Dies ist auch ein Anliegen von Barbara Curran (GLP). Die Unternehmerin lebt in Seattle: «Als in Amerika lebende Schweizerin möchte ich mich gegen die zunehmende Diskriminierung gegenüber Auslandschweizern beispielsweise in Bezug auf Bankbeziehungen und Versicherungswesen einsetzen.» Dies ist auch «Antriebsfeder» für Hans Peter Bieri. Der Botschaftsattaché aus Indien sieht «Tendenzen bei Politikern, die den Auslandschweizern das Stimm- und Wahlrecht aberkennen möchten. Ich empfinde das als Herabstufung, Diffamierung und Klassifizierung als Schweizer 2. Klasse.»

Der in Deutschland lebende Simon Koch (SP) spricht noch einen weiteren Punkt an: «Auslandschweizer können wichtige Impulse setzen, wenn sie ihre Erfahrung aus dem Ausland einbringen.» So besitze die Schweiz etwa in den Fragen der Kinderbetreuung, Erziehungsgeld oder Elternurlaub- und Elternzeit durchaus keine Vorreiterrolle. Und Patrick Renau (GLP), Ingenieur in Katalonien, ergänzt: «Es ist ein Mehrwert, unsere Erfahrungen, Visionen und Vorschläge in die Politik einzubringen. Wir stellen eine interessante Brücke zwischen der Schweiz und dem Ausland dar.»

Kritik für die bisherige Politik in Bundesbern gibt es auch von Stephan Kyburz (GLP).
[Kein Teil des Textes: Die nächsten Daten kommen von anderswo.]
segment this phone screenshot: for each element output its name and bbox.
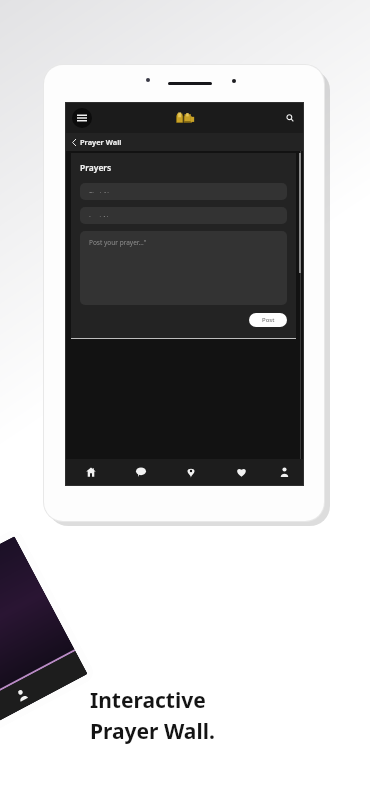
button[interactable]: Prayer Wall <box>66 133 303 151</box>
staticText: Post <box>262 316 275 324</box>
button[interactable]: Home <box>66 459 116 485</box>
button[interactable]: Profile <box>266 459 303 485</box>
staticText: First Name <box>89 190 123 193</box>
button[interactable]: Post <box>249 313 287 327</box>
staticText: Last Name <box>89 214 122 217</box>
button[interactable]: Favorites <box>216 459 266 485</box>
button[interactable]: Search <box>282 110 298 126</box>
staticText: Post your prayer..." <box>89 238 147 247</box>
button[interactable]: Menu <box>72 108 92 128</box>
button[interactable]: Locations <box>166 459 216 485</box>
staticText: Prayers <box>80 162 112 174</box>
staticText: Prayer Wall. <box>90 717 215 746</box>
button[interactable]: Post your prayer..." <box>80 231 287 305</box>
staticText: Interactive <box>90 686 206 715</box>
staticText: Prayer Wall <box>80 137 122 147</box>
button[interactable]: Messages <box>116 459 166 485</box>
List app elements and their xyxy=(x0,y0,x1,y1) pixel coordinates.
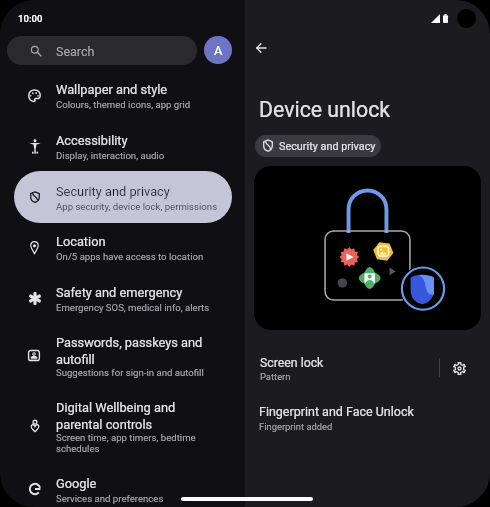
staticText: Digital Wellbeing and xyxy=(56,400,176,415)
staticText: Location xyxy=(56,234,106,249)
staticText: Google xyxy=(56,476,97,491)
staticText: Search xyxy=(56,44,95,59)
staticText: Services and preferences xyxy=(56,493,164,504)
staticText: Device unlock xyxy=(259,97,391,122)
button[interactable]: Account xyxy=(204,36,232,64)
button[interactable] xyxy=(13,463,231,507)
button[interactable] xyxy=(13,272,231,324)
staticText: parental controls xyxy=(56,417,153,432)
staticText: Screen lock xyxy=(260,356,324,370)
staticText: Safety and emergency xyxy=(56,285,183,300)
staticText: Security and privacy xyxy=(279,140,376,153)
staticText: Fingerprint added xyxy=(259,421,333,432)
button[interactable]: Screen lock settings xyxy=(442,351,476,385)
staticText: Fingerprint and Face Unlock xyxy=(259,404,414,419)
staticText: Colours, themed icons, app grid xyxy=(56,99,191,110)
staticText: Accessibility xyxy=(56,133,128,148)
staticText: Screen time, app timers, bedtime xyxy=(56,432,196,443)
button[interactable] xyxy=(245,347,490,389)
button[interactable] xyxy=(13,330,231,382)
staticText: Pattern xyxy=(260,371,291,382)
button[interactable] xyxy=(13,400,231,452)
staticText: Wallpaper and style xyxy=(56,82,168,97)
button[interactable] xyxy=(13,221,231,273)
button[interactable]: Search xyxy=(7,36,197,65)
button[interactable]: Security and privacy xyxy=(255,135,381,157)
staticText: Display, interaction, audio xyxy=(56,150,165,161)
button[interactable] xyxy=(245,398,490,438)
staticText: Passwords, passkeys and xyxy=(56,335,203,350)
staticText: A xyxy=(214,43,223,58)
staticText: Emergency SOS, medical info, alerts xyxy=(56,302,210,313)
staticText: On/5 apps have access to location xyxy=(56,251,204,262)
staticText: App security, device lock, permissions xyxy=(56,201,218,212)
button[interactable] xyxy=(13,70,231,122)
button[interactable] xyxy=(13,120,231,172)
button[interactable] xyxy=(13,171,231,223)
staticText: 10:00 xyxy=(18,13,43,24)
staticText: schedules xyxy=(56,443,100,454)
staticText: Suggestions for sign-in and autofill xyxy=(56,367,204,378)
button[interactable]: Back xyxy=(244,31,278,65)
staticText: Security and privacy xyxy=(56,184,170,199)
staticText: autofill xyxy=(56,352,95,367)
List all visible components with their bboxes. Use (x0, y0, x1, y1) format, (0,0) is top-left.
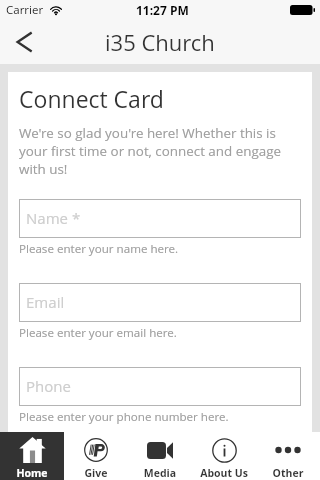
staticText: Give (64, 466, 128, 480)
staticText: Email (26, 292, 65, 312)
staticText: i35 Church (105, 27, 215, 57)
button[interactable]: Other (256, 432, 320, 480)
button[interactable]: Email (19, 283, 301, 322)
staticText: Home (0, 466, 64, 480)
staticText: Please enter your phone number here. (19, 409, 229, 425)
staticText: We're so glad you're here! Whether this … (19, 124, 301, 178)
button[interactable]: Media (128, 432, 192, 480)
button[interactable]: About Us (192, 432, 256, 480)
staticText: Phone (26, 376, 71, 396)
staticText: Connect Card (19, 83, 164, 114)
button[interactable]: Home (0, 432, 64, 480)
staticText: Carrier (6, 2, 44, 18)
staticText: Media (128, 466, 192, 480)
staticText: Please enter your email here. (19, 325, 177, 341)
staticText: 11:27 PM (136, 2, 189, 18)
staticText: Other (256, 466, 320, 480)
staticText: Please enter your name here. (19, 241, 179, 257)
button[interactable]: Name * (19, 199, 301, 238)
button[interactable]: Phone (19, 367, 301, 406)
button[interactable]: Back (0, 20, 48, 64)
staticText: About Us (192, 466, 256, 480)
staticText: Name * (26, 208, 81, 228)
button[interactable]: Give (64, 432, 128, 480)
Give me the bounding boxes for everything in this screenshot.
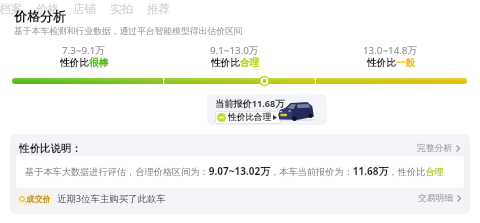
staticText: 13.0~14.8万 (363, 44, 418, 57)
staticText: 性价比合理 (211, 57, 259, 69)
staticText: 性价比很棒 (60, 57, 108, 69)
button[interactable]: 成交价 (13, 190, 465, 207)
staticText: 性价比合理 (228, 112, 271, 123)
button[interactable]: 推荐 (144, 0, 173, 18)
staticText: 档案 (0, 2, 22, 16)
staticText: 推荐 (147, 2, 170, 16)
staticText: 完整分析 (417, 143, 453, 154)
staticText: 价格 (36, 2, 59, 16)
staticText: 价格分析 (14, 8, 66, 24)
staticText: 基于本车大数据进行评估，合理价格区间为：9.07~13.02万，本车当前报价为：… (25, 164, 444, 178)
staticText: 9.1~13.0万 (210, 44, 259, 57)
button[interactable]: 价格 (33, 0, 62, 18)
staticText: 性价比说明： (19, 142, 82, 155)
staticText: 当前报价11.68万 (215, 97, 285, 110)
staticText: 性价比一般 (367, 57, 415, 69)
staticText: 7.3~9.1万 (62, 44, 106, 57)
staticText: 近期3位车主购买了此款车 (57, 192, 166, 205)
staticText: 基于本车检测和行业数据，通过平台智能模型得出估价区间 (14, 26, 243, 37)
button[interactable]: 当前报价11.68万 (207, 94, 327, 125)
button[interactable]: 完整分析 (414, 141, 463, 156)
staticText: 店铺 (73, 2, 96, 16)
staticText: 交易明细 (418, 193, 454, 204)
staticText: 成交价 (26, 194, 51, 204)
staticText: 实拍 (110, 2, 133, 16)
button[interactable]: 实拍 (107, 0, 136, 18)
button[interactable]: 档案 (0, 0, 25, 18)
button[interactable]: 店铺 (70, 0, 99, 18)
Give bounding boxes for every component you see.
Der Forscher lebt in London und empfindet die Politik als zu «lethargisch und weniger progressiv». Er sagt: «Wir könnten in der Schweiz wesentlich mutiger und zielstrebiger agieren.»

Wahlkampf -aber wie?

Nun gestaltet sich ein Wahlkampf, wie er aktuell von den meisten Parteien verfolgt wird, vom Ausland aus als schwierig. Nicolas Szita der SVP ist trotzdem wann immer möglich bei der SVP-on-Tour dabei, er schreibt Beiträge, gibt Interviews, hält Reden, etwa am Auslandschweizerkongress in Montreux.
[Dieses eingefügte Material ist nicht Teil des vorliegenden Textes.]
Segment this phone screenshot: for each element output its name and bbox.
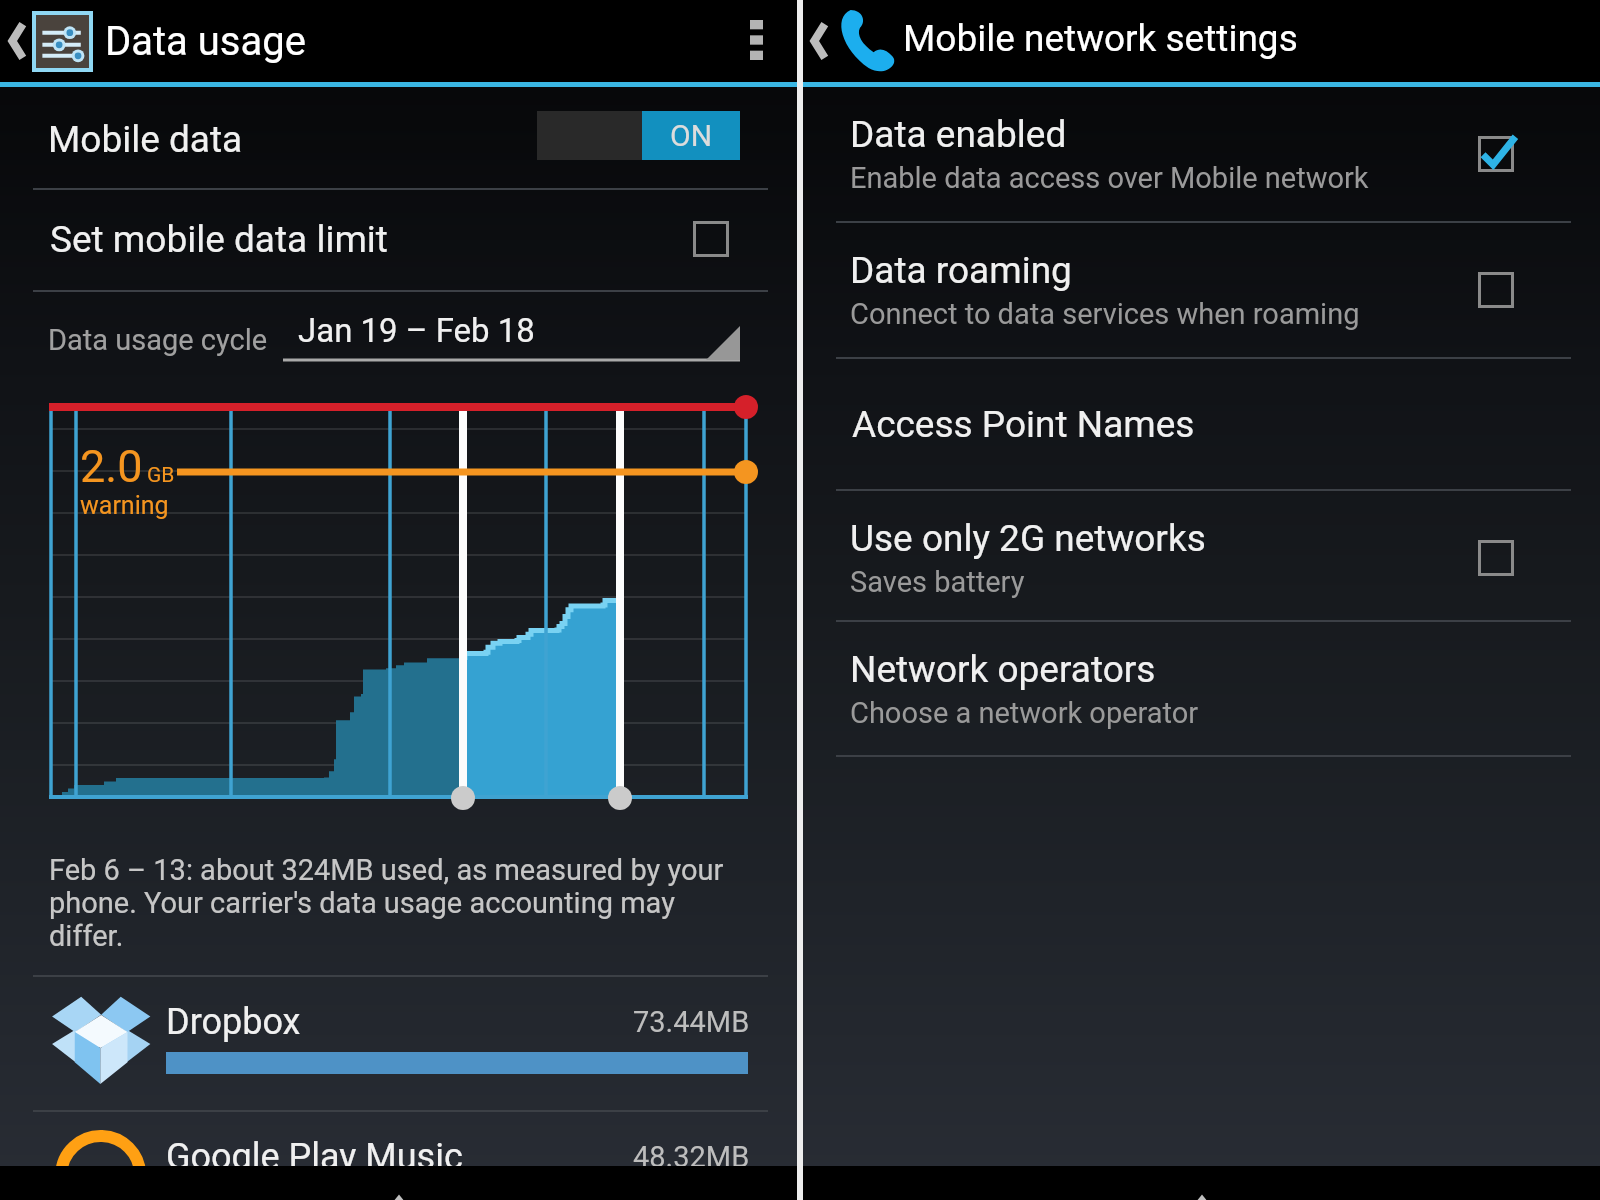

Während hiesige Politiker sich aber vor allem auf das Zupflastern der Strassen mit Plakaten fokussieren, setzen Auslandschweizer auf das Internet. Der Grossteil der Kandidaten setzt auf die Sozialen Medien und versucht so, Familie und Bekannte zu mobilisieren - so auch der in Amsterdam lebende Pflegefachmann Florian Lüthi (GLP). «Ich führe einen bescheidenen Wahlkampf und benutze vor allem Social Media. Ich habe kein Wahlkampfbudget.»

Vom Pendeln und Umzügen

Wie gesagt - die Chancen, dass es ein Auslandschweizer ins Parlament schafft, sind äusserst klein. Der letzte war Tim Guldimann (SP). Er wurde 2015 für den Kanton Zürich in den Nationalrat gewählt, trat aber im März 2018 zurück. Er pendelte von Berlin nach Bern. Wie würden andere Kandidaten im Falle einer Wahl handeln?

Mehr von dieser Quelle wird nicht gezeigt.